The GPS Innovation Alliance seeks to protect, promote and enhance the use of GPS.
The Alliance recognizes the ever increasing importance of Global Positioning System (GPS) and other Global Navigation Satellite System (GNSS) technologies to the global economy and infrastructure and is firmly committed to furthering GPS innovation, creativity and entrepreneurship.
A December 2012 Boston Consulting Group study commissioned by Google states that the U.S. geospatial industry has an impact on the U.S. economy that is 15 to 20 times the size of the geospatial industry, an industry that generated approximately $73 billion in revenues in 2011 and is made up of at least 500,000 high-wage jobs. The study says the 15 to 20 times economic impact ratio drives $1.6 trillion in revenue and $1.4 trillion of cost savings. Further, in what the study calls "a recognition of the many ways geo-applications and location-enabled devices are central to our daily lives," U.S. consumers place a direct annual value on geospatial services at $37 billion.
The U.S. government is the largest single user of the Global Positioning System (GPS) and has invested at least $43 billion in GPS infrastructure, equipment and services, according to a compilation of the limited number of available investment estimates. The actual total figure is almost certainly significantly higher. Current and future safety and efficiency benefits from GPS total at least $132 billion.
The Global Positioning System (GPS) enables users in the air, on land, or at sea to determine their precise location by receiving signals from distant satellites placed into orbit by the U.S. Department of Defense (DoD) more than 30 years ago. The DoD continues to maintain this constellation of 24 satellites that orbit the Earth in a very predictable way, continuously transmitting signals back to Earth.
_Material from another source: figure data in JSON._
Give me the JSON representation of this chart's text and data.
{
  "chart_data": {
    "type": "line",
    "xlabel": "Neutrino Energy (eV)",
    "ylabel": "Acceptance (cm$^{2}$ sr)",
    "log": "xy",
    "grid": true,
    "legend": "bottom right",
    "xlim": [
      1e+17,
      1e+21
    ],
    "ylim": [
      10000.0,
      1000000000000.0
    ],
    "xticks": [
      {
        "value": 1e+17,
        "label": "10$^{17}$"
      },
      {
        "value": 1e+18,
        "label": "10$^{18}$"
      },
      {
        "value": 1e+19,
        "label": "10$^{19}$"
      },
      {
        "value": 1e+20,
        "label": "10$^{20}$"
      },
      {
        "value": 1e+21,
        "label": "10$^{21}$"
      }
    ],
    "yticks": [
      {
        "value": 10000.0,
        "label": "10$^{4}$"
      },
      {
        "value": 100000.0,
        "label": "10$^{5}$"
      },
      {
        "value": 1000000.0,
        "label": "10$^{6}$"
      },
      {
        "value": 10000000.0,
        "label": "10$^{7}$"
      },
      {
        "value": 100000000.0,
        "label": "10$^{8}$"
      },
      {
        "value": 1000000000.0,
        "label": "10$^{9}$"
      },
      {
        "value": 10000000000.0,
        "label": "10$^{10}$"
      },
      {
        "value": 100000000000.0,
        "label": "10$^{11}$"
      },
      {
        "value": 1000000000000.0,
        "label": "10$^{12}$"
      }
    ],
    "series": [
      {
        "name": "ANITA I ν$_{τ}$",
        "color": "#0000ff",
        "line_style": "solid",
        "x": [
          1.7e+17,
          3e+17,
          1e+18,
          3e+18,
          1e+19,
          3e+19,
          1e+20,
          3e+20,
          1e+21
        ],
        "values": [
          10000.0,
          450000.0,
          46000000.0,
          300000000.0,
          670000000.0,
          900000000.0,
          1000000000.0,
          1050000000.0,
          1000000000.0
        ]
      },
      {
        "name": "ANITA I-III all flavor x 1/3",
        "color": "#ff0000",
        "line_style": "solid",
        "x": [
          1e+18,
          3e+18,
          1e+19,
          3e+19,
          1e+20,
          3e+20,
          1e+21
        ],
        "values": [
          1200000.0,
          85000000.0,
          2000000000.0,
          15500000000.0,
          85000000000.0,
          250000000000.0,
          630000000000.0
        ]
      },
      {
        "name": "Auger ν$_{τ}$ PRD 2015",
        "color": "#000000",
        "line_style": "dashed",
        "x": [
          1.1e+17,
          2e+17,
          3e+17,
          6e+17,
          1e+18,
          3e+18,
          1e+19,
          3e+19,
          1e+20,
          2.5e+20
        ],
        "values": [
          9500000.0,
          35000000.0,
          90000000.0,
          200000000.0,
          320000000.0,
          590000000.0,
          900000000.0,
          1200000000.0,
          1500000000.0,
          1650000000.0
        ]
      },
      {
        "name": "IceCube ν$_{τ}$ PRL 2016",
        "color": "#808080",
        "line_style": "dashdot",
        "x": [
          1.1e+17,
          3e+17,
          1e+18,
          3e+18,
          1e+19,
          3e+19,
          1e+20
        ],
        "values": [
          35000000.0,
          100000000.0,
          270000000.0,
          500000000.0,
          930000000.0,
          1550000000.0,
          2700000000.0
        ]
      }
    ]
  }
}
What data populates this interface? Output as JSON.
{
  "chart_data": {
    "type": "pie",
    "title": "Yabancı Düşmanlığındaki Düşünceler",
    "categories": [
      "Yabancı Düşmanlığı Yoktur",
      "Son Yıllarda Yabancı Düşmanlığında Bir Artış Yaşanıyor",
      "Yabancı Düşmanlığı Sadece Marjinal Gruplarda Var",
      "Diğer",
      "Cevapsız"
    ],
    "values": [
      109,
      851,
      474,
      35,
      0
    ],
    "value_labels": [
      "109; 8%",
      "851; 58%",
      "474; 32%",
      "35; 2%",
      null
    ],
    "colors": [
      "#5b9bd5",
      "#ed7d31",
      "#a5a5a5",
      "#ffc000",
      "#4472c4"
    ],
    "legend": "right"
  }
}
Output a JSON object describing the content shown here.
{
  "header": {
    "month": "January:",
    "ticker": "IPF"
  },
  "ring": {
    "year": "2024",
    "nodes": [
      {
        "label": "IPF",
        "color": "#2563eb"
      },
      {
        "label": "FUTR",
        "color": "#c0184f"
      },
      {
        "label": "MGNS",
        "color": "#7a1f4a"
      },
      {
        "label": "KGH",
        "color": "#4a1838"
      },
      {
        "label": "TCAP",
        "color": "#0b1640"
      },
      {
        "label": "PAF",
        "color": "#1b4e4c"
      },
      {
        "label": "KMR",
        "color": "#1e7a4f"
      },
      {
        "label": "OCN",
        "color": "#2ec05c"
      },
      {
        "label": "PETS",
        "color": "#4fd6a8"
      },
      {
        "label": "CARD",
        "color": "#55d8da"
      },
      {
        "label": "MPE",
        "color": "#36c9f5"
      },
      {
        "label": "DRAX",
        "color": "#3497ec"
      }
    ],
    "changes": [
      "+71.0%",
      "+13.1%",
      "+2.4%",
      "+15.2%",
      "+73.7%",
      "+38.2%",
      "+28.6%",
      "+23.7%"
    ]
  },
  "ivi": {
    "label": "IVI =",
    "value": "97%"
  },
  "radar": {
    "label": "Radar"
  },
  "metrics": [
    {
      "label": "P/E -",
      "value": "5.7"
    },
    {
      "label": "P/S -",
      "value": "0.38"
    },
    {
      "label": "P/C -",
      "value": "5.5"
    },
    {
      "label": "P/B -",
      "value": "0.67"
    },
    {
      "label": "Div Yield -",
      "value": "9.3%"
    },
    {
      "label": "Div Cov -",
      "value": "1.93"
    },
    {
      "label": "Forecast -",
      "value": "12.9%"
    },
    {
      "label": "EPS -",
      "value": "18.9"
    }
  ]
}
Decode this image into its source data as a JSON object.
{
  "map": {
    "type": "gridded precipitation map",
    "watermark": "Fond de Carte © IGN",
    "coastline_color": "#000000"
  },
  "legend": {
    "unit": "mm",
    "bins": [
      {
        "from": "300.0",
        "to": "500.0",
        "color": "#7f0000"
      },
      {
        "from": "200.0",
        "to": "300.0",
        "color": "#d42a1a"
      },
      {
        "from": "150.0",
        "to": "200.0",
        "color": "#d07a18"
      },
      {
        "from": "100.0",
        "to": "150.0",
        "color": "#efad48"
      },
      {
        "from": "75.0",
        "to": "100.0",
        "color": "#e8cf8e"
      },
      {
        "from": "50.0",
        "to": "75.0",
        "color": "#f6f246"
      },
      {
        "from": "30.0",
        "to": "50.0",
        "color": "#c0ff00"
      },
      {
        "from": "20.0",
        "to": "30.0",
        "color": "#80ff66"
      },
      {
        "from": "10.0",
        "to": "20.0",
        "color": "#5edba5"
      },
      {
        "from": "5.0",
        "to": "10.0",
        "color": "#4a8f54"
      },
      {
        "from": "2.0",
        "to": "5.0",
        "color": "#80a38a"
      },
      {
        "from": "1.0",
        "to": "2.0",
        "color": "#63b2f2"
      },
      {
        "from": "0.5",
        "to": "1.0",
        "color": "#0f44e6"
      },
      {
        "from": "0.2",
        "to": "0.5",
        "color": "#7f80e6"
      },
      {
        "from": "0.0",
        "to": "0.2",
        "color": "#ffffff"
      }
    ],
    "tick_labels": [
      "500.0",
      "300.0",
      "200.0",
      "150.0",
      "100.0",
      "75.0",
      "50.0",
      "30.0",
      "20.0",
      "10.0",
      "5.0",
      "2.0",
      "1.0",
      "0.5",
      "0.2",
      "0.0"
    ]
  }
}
GPS receivers then process the signals using trilateration and compute precise position, velocity, and timing data that helps guide a wide range of activities.
Uses of GPS include aeronautical navigation and collision avoidance, public safety dispatch and tracking, automotive navigation, precision farming, fleet management, marine navigation and harbor management, building and road construction, timing of business and financial transactions, synchronizing wireless, computing and utility networks as well as a host of other systems upon which millions of us rely every day.